Why can’t the rich leave China fast enough?
In China, the ultimate power lies in the hands of the government. This may seem like an obvious statement, but whilst money affords great power in China, it doesn’t provide absolute immunity as it seems to in, say, America eg the ‘affluenza’ case or Alice Walton getting away with a clear violation of the law
The latest Hurun Report has found that 64% of China’s wealthy have either left or are planning to emigrate, up from 60% last year – these statistics are drawn from answers given by 393 mainland Chinese millionaires. The United States ranks as the most desirable country to emigrate to, followed by Europe, Canada, Australia and Singapore. The UK is notably popular with parents of secondary school aged children.
But what is it that it driving the rich out of China?
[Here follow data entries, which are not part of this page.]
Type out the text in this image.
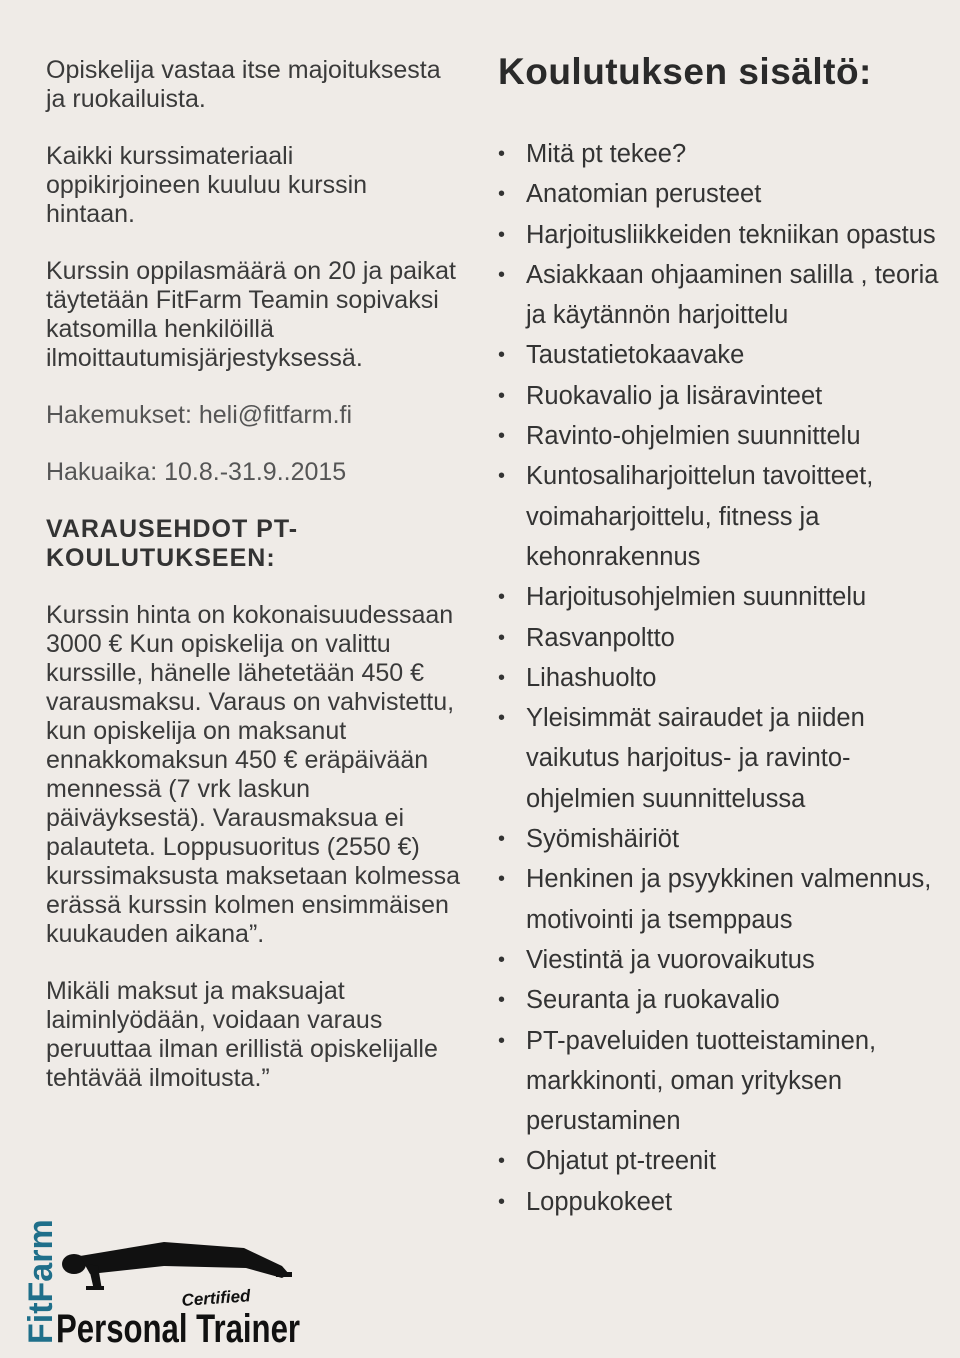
Opiskelija vastaa itse majoituksesta ja ruokailuista.

Kaikki kurssimateriaali oppikirjoineen kuuluu kurssin hintaan.

Kurssin oppilasmäärä on 20 ja paikat täytetään FitFarm Teamin sopivaksi katsomilla henkilöillä ilmoittautumisjärjestyksessä.

Hakemukset: heli@fitfarm.fi

Hakuaika: 10.8.-31.9..2015

VARAUSEHDOT PT-KOULUTUKSEEN:

Kurssin hinta on kokonaisuudessaan 3000 € Kun opiskelija on valittu kurssille, hänelle lähetetään 450 € varausmaksu. Varaus on vahvistettu, kun opiskelija on maksanut ennakkomaksun 450 € eräpäivään mennessä (7 vrk laskun päiväyksestä). Varausmaksua ei palauteta. Loppusuoritus (2550 €) kurssimaksusta maksetaan kolmessa erässä kurssin kolmen ensimmäisen kuukauden aikana”.

Mikäli maksut ja maksuajat laiminlyödään, voidaan varaus peruuttaa ilman erillistä opiskelijalle tehtävää ilmoitusta.”

Koulutuksen sisältö:
• Mitä pt tekee?
• Anatomian perusteet
• Harjoitusliikkeiden tekniikan opastus
• Asiakkaan ohjaaminen salilla , teoria ja käytännön harjoittelu
• Taustatietokaavake
• Ruokavalio ja lisäravinteet
• Ravinto-ohjelmien suunnittelu
• Kuntosaliharjoittelun tavoitteet, voimaharjoittelu, fitness ja kehonrakennus
• Harjoitusohjelmien suunnittelu
• Rasvanpoltto
• Lihashuolto
• Yleisimmät sairaudet ja niiden vaikutus harjoitus- ja ravinto-ohjelmien suunnittelussa
• Syömishäiriöt
• Henkinen ja psyykkinen valmennus, motivointi ja tsemppaus
• Viestintä ja vuorovaikutus
• Seuranta ja ruokavalio
• PT-paveluiden tuotteistaminen, markkinonti, oman yrityksen perustaminen
• Ohjatut pt-treenit
• Loppukokeet
FitFarm	Certified
Personal Trainer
In a country where money can buy anything: sex, luxury and status, it doesn’t buy invulnerability from the government. The Chinese Communist Party has been cracking down heavily on corruption, whether or not this has been an excuse to sink political opponents is open for debate, but over 100,000 officials had been punished in the first 9 months of 2013. In amongst these crackdowns there have been a number of cases of missing businessmen, including some of the wealthiest and most prominent people in the country; the most extreme example being Deng Hong. Deng Hong, the billionaire who built the world’s largest building in Chengdu, south-west China, has simply vanished, and since February 2013 has reportedly been held by police on charges of corruption.
The fact of the matter is that practically any major amounts of money made in China is done so in part through corruption, kickbacks and backroom deals. Graft is both non-structural, ie embezzlement or extortion, or much more subtly in its structural form which comes about from entrenched economic and political structures. Patronage networks also facilitate and protect corruption.
Corruption has been a part of Chinese economic culture for so long that leading China expert Minxin Pei predicts it to be a real threat to China’s future, domestically in forms of social unrest and socioeconomic inequality but also beyond its borders in terms of foreign investment, international law and environmental protection. It is as a response to the aforementioned social unrest that the government has been so heavy handed with corruption, most recently in 2013 in an anti-corruption campaign touted by the leader of China, Xi Jinping.
But this phenomenon isn’t anything new. As many as 18000 corrupt officials and employees of state owned enterprises had left China between the mid 90’s and 2008 and had taken over 123 billion USD with them.
In a country where there are an estimated million millionaires , and a government that is increasingly cracking down on corruption it seems like there can only be further brain drain and capital flight. On the flipside however, foreign-born Chinese are flocking to China, particularly Shanghai, for a piece of the fabled booming Chinese economy.